I have supernose. The dog peed on the kitchen rug a few nights ago, and I cleaned it, but sitting here all I can smell is dog piss. I can also smell Livvie's diapers in the trash can as soon as I walk into the kitchen.

I really hope Livvie naps today, but having gone to bed at 545pm I really doubt she will. I wonder to myself how that whole part is going to go. My cousin's daughters were about 17 months apart, and all I can hear in my head is one time on the phone with her she suddenly stopped and hollered, "Erin! Stop kicking your sister in the head!" It made me laugh at the time, but now I wonder if that's what things will be like here.

Livvie will be almost 3 when this kid gets here. Maybe she'll finally be talking. Maybe I'll have been able to potty train her by then. Two kids in diapers is freaking me out. Cost alone is exhorbitant, but what about trying to juggle changing them?

What if Livvie gets jealous because my entire attention isn't focused on her anymore?

What happens if we have to go through colic and reflux again?

What if this kid doesn't sleep either?

WHAT IF IT'S TWINS?????

I've been praying to everyone and everything holy tonight that it's a single baby. I just can't even imagine any other outcome. Well, I can, and the picture ain't pretty. We'd have to move. No two ways about it. Maybe we could get away with 2 more here during the first year, but anything beyond that would be out of the question. And I don't want to move. I love this house. All of my good memories of meeting Rich, getting married, and having Livvie are tied to this house.

Rich doesn't love this house, so I'm sure he wouldn't be overly upset. But I would.

We're both quitting smoking this weekend. I can't quit if Rich doesn't quit so we're both going to do it on his days off so that he won't have to deal with the stress from work. That'll be good. There's diaper money right there.

And man did I want a beer last night. I would have given anything to be able to calm my nerves with a cold one, but that's not going to happen for a long, long time. I did drink some fake beer while I was pregnant with Livvie, so maybe when the urge gets strong enough I can pop open one of those and sit on the deck and relax.

Anyway, that's my story for today. I'm going to sit here today and have a calm nervous breakdown. Hope everyone else has a better day.

11 comments:

Woodrow said...

I always wanted to have twins.

Em said...

WHAT?!?! You're pregnant?

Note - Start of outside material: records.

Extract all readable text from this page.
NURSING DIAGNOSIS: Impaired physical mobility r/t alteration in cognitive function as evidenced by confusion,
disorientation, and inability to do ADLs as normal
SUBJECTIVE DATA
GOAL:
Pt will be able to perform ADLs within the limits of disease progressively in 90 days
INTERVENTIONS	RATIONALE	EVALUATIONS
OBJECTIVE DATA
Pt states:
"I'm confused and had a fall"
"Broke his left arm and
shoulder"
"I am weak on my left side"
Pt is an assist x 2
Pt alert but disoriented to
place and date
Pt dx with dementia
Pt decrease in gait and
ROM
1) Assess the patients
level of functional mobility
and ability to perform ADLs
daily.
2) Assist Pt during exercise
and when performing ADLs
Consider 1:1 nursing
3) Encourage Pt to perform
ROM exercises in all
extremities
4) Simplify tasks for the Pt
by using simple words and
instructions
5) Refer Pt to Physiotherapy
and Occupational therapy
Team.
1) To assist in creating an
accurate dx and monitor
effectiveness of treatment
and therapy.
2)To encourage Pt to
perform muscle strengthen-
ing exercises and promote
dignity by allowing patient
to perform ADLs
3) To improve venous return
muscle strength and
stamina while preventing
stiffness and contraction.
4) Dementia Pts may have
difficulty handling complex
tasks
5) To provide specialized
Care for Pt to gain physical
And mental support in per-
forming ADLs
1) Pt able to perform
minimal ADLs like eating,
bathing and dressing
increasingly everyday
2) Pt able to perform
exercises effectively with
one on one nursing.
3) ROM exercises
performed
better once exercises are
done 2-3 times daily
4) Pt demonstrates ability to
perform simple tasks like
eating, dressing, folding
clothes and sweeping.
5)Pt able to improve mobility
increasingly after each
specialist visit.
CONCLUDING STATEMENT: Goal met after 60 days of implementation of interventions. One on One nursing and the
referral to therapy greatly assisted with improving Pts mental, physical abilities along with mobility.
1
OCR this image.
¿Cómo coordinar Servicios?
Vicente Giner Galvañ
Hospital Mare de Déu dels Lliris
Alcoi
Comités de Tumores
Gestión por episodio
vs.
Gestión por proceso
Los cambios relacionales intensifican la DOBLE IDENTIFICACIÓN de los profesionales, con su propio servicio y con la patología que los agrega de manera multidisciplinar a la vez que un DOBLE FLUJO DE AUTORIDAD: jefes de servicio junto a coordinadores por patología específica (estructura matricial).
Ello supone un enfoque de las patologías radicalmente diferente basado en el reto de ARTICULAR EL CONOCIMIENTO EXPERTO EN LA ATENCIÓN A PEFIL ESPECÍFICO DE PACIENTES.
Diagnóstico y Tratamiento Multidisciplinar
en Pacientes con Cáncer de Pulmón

Oh my...
Congratulations! Don't worry... it'll all work out.

Cricky said...

Congratulations!!!!

Anonymous said...

Remember that post, not long ago, about you wanting another child?
You may as well go with the flow and trust that it will all work it, because it will. XOXO

Anonymous said...

I'm excited (and nerve wracked) for you!!! Though I'm with Annie up there in the idea of rolling with it. Since it's gonna happen, get relaxed, get your mind and physiology all peaceful and ticking right along, and enjoy it as best you can. Congratulations!

Anonymous said...

WHAT????? You mean you've been having sex???

Cyn said...

I never did say congrats so Congratulations! Why do you think you might have twins? Does it run in the family?

Best wishes and sending good vibes your way to quit smoking.

LizLSB said...

OMG wow! Congrats and commiseration, at least until you wrap your brain around the idea. :)

Hollyn said...

I have two kids, 20 months apart (as you know). Diapers aren't too bad. Stock up on wipes. You figure out how to juggle two kids. The trick is to only have one screaming at a time (something my mom told me). 95% of the time, I'm golden.

If you have questions about how to deal with 2, just ask. If you need to panic, you have a GREAT support system (you know where). AmyT and I both have (or will have) 2 kids under 2. We're definately here for you, as well as jmac.

As they say in "Water Boy"... Yooouuuu can DOOOO it!

Love you lots!

jennyquarx said...

You will be fine. TRUST ME. I am really happy for you, you know this is just how it is supposed to be and it will be great.

Disclaimer: if you steal my A name I will breaka you face. :P

Smooches!!

squirrelgirl said...

Congrats!!! And hugs!!! I'm about a month ahead of you, so my kids will be about 25 months apart. I'll let you know how it goes when I get there... BTW - I'll be 38 in Oct and DB will be 48 in Sept. So I know where you're coming from there, too. "Smiles, everyone, smiles!"